I’ve gotten a ton of digs in at Frank McCourt recently — and they’re legitimate digs, I think. But while I think that McCourt mismanaged the purchase of the Dodgers and has taken a approach to his asset that is not conducive to building a strong baseball team, at least there’s a sense of competence there. Based on Josh Fisher’s* dispatches from round two of the McCourt trial, however, I don’t think we can say the same for Jamie.
Her testimony today, if true, makes her out to be astoundingly dim for a trained and experienced lawyer, which is what she is. At issue is the big document in which she is alleged to have signed over the Dodgers to Frank. About that: Jamie testified that she doesn’t read legal documents. Why? “They’re boring,” she said.
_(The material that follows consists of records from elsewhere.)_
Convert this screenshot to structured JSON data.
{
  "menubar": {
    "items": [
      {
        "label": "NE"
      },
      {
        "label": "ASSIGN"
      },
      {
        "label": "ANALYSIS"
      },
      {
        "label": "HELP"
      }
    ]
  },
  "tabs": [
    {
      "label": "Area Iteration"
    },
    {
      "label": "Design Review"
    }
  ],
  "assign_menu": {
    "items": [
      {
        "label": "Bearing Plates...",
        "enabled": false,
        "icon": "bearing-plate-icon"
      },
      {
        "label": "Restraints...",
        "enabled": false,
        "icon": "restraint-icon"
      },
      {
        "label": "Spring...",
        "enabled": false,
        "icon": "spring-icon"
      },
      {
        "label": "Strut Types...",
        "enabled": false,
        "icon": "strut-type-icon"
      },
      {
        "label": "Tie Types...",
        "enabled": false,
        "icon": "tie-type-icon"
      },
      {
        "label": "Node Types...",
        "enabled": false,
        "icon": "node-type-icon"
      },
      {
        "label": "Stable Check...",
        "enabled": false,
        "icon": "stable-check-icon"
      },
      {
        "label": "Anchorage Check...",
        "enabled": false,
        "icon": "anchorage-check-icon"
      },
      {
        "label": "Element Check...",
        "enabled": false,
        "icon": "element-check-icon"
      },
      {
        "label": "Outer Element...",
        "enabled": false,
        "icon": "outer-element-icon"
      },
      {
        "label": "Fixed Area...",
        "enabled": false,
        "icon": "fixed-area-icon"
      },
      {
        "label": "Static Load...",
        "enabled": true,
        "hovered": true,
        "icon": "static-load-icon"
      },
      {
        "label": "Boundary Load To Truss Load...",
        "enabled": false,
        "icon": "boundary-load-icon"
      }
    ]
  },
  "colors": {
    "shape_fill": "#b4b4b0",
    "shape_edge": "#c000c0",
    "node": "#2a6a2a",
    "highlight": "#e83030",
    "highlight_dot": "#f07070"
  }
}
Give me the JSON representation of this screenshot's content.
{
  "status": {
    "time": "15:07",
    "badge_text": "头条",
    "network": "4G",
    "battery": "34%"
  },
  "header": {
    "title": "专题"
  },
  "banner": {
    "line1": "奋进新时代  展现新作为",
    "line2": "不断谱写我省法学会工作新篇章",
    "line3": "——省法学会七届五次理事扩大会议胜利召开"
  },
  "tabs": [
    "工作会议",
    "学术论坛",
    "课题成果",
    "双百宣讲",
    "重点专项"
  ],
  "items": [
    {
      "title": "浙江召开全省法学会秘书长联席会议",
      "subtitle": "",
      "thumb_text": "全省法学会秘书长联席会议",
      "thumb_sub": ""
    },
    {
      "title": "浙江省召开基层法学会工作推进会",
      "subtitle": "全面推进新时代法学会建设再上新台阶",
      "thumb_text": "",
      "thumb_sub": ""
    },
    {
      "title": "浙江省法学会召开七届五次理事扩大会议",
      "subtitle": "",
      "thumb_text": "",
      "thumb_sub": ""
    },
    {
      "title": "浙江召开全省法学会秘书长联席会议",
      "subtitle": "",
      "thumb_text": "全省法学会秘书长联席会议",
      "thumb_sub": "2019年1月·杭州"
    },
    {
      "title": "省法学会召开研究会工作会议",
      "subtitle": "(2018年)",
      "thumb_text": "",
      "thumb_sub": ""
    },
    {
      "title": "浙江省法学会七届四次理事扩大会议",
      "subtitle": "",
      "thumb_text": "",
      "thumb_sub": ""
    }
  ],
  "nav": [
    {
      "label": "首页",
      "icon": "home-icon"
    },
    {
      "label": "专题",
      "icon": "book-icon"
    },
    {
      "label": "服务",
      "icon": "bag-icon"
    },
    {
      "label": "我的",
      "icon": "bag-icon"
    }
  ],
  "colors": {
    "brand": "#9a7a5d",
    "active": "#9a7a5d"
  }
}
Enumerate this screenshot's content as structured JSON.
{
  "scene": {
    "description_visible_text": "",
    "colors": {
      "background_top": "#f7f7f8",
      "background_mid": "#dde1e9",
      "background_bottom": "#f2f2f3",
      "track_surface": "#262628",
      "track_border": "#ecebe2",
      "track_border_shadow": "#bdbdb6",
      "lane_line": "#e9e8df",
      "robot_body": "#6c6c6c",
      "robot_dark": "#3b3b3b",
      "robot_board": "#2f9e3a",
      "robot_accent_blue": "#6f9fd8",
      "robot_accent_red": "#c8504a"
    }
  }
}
The content “is over her head,” she says.
Again. The woman is a lawyer, who has held the title of CEO in a business worth hundreds of millions of dollars. The only thing that saves her intellectual reputation on this score would be if she really did read and understand the documents but is attempting to claim she didn’t in order to win this case.
That, however, would be perjury, and I don’t assume that good, right-thinking Americans perjure themselves without proof, which we do not have here. Nope, we have to assume that what she says under oath is true: that she’s none-too-smart for a person of her education and experience, and that if she were in charge of a big business like the Dodgers she’d stink on ice.
*Note: Josh and his coverage of the McCourt divorce was written up in the New York Times today. Great going Josh!